C'est-à-dire choisir un groupe précis
et s'assurer tant que possible jusqu'à quel point
les hypothèses théoriques y sont
réalisées. Nous explorons ainsi ici
le premier choix naturel, les groupes multiplicatifs
définis par des corps finis.
Pour ces groupes, des algorithmes de complexité
sous-exponentielle pour le calcul de logarithmes discrets
sont connus, différents selon que le corps est de
petite caractéristique (typiquement GF(2^n)),
de moyenne caractéristique (typiquement GF(p^30))
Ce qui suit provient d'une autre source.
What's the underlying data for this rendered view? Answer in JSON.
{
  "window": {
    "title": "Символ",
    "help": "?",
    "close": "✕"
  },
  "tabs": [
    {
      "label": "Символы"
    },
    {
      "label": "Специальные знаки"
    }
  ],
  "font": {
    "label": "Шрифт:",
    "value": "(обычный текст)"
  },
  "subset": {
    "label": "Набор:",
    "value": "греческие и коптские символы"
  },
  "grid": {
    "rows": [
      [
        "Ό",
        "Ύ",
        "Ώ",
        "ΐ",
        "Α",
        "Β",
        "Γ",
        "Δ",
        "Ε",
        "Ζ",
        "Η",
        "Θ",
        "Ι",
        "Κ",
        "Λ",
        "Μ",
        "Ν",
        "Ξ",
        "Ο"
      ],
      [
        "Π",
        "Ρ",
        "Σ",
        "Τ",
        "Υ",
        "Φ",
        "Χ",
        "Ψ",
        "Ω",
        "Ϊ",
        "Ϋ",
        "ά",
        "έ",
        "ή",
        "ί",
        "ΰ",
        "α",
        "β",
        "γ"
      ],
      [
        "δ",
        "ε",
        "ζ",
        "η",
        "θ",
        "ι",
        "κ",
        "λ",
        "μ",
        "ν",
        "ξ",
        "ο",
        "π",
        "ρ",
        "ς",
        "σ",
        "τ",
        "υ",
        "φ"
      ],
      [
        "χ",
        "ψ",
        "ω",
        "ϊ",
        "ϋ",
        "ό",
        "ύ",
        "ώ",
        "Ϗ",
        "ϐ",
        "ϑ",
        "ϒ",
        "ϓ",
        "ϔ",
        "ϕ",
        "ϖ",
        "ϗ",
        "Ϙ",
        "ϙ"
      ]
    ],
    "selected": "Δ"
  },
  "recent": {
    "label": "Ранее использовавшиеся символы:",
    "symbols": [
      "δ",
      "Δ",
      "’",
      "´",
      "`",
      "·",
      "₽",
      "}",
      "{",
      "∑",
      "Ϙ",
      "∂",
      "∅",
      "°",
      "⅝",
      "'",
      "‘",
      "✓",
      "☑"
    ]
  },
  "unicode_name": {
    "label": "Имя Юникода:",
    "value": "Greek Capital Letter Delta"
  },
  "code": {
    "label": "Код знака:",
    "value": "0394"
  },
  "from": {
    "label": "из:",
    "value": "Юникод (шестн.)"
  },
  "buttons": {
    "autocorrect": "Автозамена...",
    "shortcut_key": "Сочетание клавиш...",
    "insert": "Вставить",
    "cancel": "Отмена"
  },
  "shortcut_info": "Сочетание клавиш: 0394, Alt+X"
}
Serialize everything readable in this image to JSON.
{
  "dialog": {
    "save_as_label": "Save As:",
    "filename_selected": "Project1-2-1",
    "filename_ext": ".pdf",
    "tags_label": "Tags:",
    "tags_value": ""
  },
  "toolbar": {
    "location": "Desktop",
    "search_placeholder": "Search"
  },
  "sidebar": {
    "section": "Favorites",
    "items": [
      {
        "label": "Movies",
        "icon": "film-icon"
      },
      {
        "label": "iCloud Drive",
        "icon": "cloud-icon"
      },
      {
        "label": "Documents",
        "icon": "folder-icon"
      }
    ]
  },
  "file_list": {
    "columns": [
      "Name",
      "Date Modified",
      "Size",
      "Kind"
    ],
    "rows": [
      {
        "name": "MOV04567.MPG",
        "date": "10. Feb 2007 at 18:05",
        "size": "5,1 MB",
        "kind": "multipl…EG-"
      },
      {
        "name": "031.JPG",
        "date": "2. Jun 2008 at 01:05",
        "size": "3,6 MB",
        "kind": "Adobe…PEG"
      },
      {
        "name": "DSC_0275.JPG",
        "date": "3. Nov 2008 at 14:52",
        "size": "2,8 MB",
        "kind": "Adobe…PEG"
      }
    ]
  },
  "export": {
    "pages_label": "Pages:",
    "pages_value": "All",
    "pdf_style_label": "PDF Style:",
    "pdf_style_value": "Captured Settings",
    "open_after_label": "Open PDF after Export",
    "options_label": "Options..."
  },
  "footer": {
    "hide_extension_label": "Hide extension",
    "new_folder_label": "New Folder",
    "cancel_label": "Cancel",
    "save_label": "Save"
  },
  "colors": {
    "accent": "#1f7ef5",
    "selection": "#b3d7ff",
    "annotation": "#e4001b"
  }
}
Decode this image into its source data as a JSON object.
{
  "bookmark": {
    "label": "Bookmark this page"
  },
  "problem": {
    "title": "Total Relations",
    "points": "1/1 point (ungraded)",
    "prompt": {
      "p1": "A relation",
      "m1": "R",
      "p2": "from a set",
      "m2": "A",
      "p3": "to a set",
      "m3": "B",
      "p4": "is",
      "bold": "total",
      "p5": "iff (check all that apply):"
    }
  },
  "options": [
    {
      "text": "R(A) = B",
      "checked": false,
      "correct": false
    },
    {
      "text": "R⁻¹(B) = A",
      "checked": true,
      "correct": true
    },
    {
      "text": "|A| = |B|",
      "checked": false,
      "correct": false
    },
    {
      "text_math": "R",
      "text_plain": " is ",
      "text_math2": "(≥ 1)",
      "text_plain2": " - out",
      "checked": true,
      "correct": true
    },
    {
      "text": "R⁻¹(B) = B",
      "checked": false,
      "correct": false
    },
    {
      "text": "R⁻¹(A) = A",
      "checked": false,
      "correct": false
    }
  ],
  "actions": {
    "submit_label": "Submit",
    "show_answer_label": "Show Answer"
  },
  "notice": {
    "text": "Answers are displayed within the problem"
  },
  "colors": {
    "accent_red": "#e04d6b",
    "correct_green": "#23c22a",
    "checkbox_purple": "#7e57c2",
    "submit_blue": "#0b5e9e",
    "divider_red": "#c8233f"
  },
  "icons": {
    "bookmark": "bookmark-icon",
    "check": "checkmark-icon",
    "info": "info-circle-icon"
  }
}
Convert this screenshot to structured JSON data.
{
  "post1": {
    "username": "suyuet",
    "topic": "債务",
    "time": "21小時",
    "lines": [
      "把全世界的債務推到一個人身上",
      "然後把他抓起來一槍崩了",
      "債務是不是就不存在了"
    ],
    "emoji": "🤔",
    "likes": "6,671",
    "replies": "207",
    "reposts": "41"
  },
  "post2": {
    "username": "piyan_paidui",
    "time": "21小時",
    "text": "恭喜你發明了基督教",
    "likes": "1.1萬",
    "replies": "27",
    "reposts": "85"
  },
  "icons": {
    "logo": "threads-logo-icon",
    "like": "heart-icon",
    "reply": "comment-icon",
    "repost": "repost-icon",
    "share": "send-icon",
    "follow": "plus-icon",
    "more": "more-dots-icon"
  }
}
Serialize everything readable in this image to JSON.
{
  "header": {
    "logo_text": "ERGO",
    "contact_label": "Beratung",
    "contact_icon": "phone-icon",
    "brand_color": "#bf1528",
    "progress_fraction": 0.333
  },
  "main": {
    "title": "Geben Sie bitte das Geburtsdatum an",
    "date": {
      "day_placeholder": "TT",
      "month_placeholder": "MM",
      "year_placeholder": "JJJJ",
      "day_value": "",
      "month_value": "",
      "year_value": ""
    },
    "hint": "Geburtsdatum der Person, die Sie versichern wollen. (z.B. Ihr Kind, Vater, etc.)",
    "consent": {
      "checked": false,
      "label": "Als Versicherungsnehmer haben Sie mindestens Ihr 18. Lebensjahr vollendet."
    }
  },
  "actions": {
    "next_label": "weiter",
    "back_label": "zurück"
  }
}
ou de grande caractéristique (typiquement GF(p)), mais tous
de type index-calculus. Ce dernier point de vue,
unifié, nous permet d'introduire dans
cet exposé les améliorations
principales que nous avons obtenus en collaboration et qui
ont été concrètement mis en oeuvre
pour des corps finis de taille conséquente :
GF(2^607) ou GF(2^613) avec A. Joux en septembre,
GF(370801^18) avec F. Vercauteren cet été ou
encore GF(p) avec p de 130 chiffres décimaux avec
A. Joux en juin.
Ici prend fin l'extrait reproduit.